Lombardo, assolto dall’accusa di concorso esterno. Condanna a due anni per voto di scambio

Arriva la sentenza della Terza Sezione Penale della Corte d’Appello di Catania

 

CATANIA – Assolto da concorso esterno, condannato a due anni – pena sospesa – per voto di scambio con l’aggravante mafiosa esclusa solo nel metodo. È la sentenza emessa dalla Terza Sezione Penale della Corte d’Appello di Catania presieduta da Tiziana Carruba per l’ex presidente della Regione Siciliana Raffaele Lombardo.

L’aula gremita, a mancare solo lui. Lo aveva preannunciato sin da stamattina: qualsiasi sarebbe stata la sentenza, Raffaele Lombardo avrebbe lasciato a bocca asciutta i giornalisti. L’ex governatore, sempre presente alle udienze, non ha assistito alla lettura del dispositivo.

“Il fatto che il presidente Lombardo sia stato assolto con una formula ampiamente liberatoria mi pare di grandissimo rilievo”, ha commentato a caldo l’avvocato Salvo Pace.

Una sentenza aspettata come l’annunciazione: tre ore di attesa in cui l’aria, da densa e pesante come un macigno, ha lasciato spazio a qualche risata, forse isterica. D’altronde, c’erano proprio tutti a partire dalle ore 17. Procuratori, stampa, esponenti politici, vecchi amici di Lombardo, forze dell’ordine e stanchezza. Tanta. Tutti a condividere l’anticamera di una sentenza rivelatrice per l’ultimo decennio della politica siciliana.

L’accusa principale era appunto concorso esterno in associazione mafiosa ma “il fatto non sussiste”. Un reato per cui i Pg Agata Santonocito e Sabrina Gambino avevano chiesto la condanna a 7 anni e 8 mesi di carcere. Cioè, un anno in più della sentenza di primo grado emessa il 19 febbraio 2014 col rito abbreviato dal Gup Marina Rizza.

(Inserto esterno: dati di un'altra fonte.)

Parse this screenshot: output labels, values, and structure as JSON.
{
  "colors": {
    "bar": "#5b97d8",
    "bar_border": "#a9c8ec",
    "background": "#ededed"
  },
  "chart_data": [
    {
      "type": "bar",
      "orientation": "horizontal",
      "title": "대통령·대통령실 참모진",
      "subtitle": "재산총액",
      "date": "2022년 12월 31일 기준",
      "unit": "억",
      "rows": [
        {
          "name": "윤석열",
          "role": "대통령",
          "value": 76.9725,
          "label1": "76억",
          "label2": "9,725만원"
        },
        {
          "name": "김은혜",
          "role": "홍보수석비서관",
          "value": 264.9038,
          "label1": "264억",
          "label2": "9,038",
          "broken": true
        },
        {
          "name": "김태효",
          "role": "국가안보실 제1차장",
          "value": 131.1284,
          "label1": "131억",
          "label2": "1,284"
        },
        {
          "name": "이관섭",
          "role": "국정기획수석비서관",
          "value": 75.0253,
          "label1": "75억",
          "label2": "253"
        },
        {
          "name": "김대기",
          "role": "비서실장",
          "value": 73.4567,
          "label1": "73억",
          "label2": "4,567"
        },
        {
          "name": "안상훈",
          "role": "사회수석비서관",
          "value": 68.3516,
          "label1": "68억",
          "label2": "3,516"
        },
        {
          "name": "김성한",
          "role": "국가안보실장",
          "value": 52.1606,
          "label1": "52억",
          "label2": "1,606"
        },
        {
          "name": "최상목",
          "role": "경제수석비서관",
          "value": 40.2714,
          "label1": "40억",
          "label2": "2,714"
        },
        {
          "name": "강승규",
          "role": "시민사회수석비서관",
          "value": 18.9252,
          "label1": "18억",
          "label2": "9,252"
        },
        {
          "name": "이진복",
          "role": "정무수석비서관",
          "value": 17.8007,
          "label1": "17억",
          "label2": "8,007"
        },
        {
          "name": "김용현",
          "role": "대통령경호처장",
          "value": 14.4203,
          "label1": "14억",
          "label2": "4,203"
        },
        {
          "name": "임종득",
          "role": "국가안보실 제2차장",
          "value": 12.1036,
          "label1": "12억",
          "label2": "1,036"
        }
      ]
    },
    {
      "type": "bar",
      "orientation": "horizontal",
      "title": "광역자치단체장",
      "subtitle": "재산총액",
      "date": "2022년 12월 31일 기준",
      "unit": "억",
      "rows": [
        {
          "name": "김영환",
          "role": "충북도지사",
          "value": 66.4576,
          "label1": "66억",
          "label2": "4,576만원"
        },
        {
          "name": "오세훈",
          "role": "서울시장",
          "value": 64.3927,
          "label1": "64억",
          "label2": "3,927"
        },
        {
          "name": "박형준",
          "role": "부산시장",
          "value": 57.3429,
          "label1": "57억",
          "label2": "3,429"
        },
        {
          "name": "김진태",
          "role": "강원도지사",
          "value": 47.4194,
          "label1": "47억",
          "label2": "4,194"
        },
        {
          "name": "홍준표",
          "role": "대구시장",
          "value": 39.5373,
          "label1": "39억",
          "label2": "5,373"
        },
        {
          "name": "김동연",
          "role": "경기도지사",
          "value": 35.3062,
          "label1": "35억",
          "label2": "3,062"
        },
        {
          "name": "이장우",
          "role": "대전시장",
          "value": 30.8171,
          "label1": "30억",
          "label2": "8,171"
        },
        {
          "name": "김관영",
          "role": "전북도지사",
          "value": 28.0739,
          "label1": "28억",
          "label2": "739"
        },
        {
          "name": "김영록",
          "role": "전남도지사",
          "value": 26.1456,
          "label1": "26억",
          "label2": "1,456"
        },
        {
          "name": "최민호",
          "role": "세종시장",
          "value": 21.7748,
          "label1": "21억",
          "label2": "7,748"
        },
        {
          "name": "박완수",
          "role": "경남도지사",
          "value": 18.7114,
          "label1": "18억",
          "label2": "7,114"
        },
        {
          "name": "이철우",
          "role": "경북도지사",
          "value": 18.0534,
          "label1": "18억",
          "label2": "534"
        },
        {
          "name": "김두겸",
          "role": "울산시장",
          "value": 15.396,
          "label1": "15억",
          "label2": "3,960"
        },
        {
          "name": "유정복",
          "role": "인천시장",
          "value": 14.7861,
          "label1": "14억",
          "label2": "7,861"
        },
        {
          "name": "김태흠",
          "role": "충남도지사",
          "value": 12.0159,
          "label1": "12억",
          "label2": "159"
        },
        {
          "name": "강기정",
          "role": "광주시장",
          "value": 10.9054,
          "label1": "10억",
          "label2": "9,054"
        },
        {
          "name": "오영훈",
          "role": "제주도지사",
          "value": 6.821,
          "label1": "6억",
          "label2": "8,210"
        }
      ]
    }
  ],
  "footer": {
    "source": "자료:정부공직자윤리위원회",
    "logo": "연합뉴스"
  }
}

Secondo i legali difensori, questo processo si basava su “una serie di chiacchiere che non trovano riscontro negli atti”. Nata da un filone dell’inchiesta “Iblis” dei Carabinieri del Ros di Catania, la vicenda giudiziaria di Lombardo si è conclusa con la sola condanna per voto di scambio, 1.400 euro di multa, l’interdizione dai pubblici uffici per 2 anni e la sospensione dal voto e dall’eleggibilità per sette anni. Un colpo di scena a cui potrebbe seguire anche il ricorso per il voto di scambio.

Tra i suoi principali accusatori c’era Rosario Di Dio, ex sindaco di Castel di Iudica e boss del Calatino. Secondo l’avvocato di Lombardo Alessandro Benedetti, “le menzogne di Di Dio sono state evidenziate dai Ros. Dai tabulati di Angelo Santapaola, si evince infatti che la ricostruzione di Di Dio è assolutamente falsa”.

È lo stesso avvocato a raccontare la reazione dell’ex leader autonomista alla stampa. “Era frastornato perché non capiva a cosa si riferisse la condanna. Sono stati anni molto difficili, per noi è fondamentale che si evidenzi come Lombardo con la mafia non c’entra niente”.